Why (other than the fact that the WS proxies generated methods for you automatically) would you make the interface between the business and data-access layers asynchronous You really only use asynchronous WS methods in UIs that are calling the web service directly. In the scenario you're describing, the asynchronous interface is the one between presentation and business layers. The business layer can call the DAL synchronously.





Re: Architecture General How to implement the event-based asynchronous pattern in a three layer architecture?

Parker Lewis

Hi Robert

You're completely right. I didn't think very much. There's absolutely no need to make the interface between business layer and DAL asynchronous. Thanks a lot for revealing my error in reasoning : )

Would you then just implement the event-based asynchronous pattern in the business layer classes or would you maybe use the BackgroundWorker component in the GUI and pass an instance of it to the business layer classes (as described in the last section of the following blog: http://www.developerdotstar.com/community/node/671)

Thanks a lot.

Best wishes





Re: Architecture General How to implement the event-based asynchronous pattern in a three layer architecture?

Ollie Riches

Initially I would start off making the all the calls to the business logic layer synchronous and leave any asycnhronous requirement upto the user interface layer, this is not my preferred way but this will get you up and running faster. Ideally I would implement both an synchronous and an asynchronous event-driven pattern in the business logic layer.

HTH

Ollie Riches






Re: Architecture General How to implement the event-based asynchronous pattern in a three layer architecture?

Robert Rossney

I don't like passing the BackgroundWorker to a class. It's part of the form, and to my mind it belongs there.

My preferred way (which I should really write up at some point):

  • Create an abstract Task class that exposes a virtual Execute method.
  • Implement subclasses of Task which correspond to user actions that can launch a long-running method, and that each implement an Execute method to call those methods synchronously.
  • Create a Queue<Task> in the UI.
  • Make the UI options that launch these methods create the appropriate Task, enqueue it, and, if the queue has exactly one item in it, call the BackgroundWorker's DoWork method.
  • Make the DoWork method grab the next Task from the Queue and call its Execute method.
  • Make the RunWorkerCompleted method dequeue the Task and then, if the Queue contains any more tasks, launch the DoWork method again.
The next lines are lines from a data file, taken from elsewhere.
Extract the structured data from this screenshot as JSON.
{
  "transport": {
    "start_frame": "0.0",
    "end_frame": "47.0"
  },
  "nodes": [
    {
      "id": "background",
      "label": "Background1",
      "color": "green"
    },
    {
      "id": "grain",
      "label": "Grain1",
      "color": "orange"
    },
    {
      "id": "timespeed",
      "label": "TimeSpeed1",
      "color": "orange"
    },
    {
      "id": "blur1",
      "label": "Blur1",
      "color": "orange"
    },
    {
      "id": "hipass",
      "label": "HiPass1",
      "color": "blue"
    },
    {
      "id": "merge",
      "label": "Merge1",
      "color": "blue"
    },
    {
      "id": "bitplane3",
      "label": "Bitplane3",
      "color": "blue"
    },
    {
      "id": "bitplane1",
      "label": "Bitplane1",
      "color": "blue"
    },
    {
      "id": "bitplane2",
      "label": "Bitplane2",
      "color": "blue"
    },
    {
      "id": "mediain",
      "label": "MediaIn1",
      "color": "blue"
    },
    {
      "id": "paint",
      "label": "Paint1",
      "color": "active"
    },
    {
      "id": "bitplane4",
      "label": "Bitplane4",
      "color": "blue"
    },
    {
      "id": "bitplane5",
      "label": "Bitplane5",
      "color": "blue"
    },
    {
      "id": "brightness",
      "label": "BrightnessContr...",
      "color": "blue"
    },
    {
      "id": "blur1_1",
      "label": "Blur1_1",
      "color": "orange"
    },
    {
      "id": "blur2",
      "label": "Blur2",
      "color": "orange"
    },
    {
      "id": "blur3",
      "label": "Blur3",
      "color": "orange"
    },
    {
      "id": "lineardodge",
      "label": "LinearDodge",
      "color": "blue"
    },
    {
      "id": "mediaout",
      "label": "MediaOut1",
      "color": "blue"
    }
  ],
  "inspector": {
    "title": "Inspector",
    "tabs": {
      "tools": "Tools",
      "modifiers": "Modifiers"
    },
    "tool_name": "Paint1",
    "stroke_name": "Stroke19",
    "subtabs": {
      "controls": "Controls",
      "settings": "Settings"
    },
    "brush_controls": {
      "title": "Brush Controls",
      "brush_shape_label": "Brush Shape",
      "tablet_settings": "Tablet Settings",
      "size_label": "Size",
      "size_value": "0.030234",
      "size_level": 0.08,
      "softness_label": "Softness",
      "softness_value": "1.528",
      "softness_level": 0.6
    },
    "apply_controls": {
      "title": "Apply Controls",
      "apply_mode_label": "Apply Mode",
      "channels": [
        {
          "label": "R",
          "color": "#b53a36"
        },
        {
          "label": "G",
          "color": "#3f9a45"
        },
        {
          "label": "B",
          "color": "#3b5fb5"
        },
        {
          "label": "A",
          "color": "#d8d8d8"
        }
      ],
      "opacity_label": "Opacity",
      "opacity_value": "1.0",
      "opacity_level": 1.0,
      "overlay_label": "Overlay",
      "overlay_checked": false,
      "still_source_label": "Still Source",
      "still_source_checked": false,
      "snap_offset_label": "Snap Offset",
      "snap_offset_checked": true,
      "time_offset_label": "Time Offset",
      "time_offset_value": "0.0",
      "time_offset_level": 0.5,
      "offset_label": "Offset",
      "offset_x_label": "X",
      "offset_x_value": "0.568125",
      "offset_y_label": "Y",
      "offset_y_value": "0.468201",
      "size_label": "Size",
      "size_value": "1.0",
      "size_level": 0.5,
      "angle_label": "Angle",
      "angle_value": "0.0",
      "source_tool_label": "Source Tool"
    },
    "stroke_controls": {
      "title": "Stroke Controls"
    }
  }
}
Advantages of this approach:

  • It's not hard to do. The hardest part is coming up with the idea.
  • You can queue long-running operations. Ordinarily, you can't start an asynchronous operation if there's already one running unless you create multiple BackgroundWorkers.
  • You can manage the queue. You can display queue items, give the user the ability to cancel tasks that are waiting, etc. Also (and this can be quite useful) it's easy to write code that prevents the user from running the same task twice.
  • The amount of BackgroundWorker code - code that always has to execute in a separate thread - is extremely small. Most of the code you end up writing lives in classes that you can test in an ordinary single-threaded test harness like NUnit.

You do have to lock the queue while you're enqueueing and dequeuing tasks and testing the queue's length, to close a tiny window of vulnerability, but that's no big deal.





Re: Architecture General How to implement the event-based asynchronous pattern in a three layer architecture?

Parker Lewis

Hmm.. I'm not sure if I did understand everything... do you have a code sample

Regards





Re: Architecture General How to implement the event-based asynchronous pattern in a three layer architecture?

Robert Rossney

Let's see what I can do here. This is more or less off the top of my head, so it'll probably require debugging or worse. (I have this model working in some production code, but it's been extended so heavily that the underlying simplicity is hard to see.)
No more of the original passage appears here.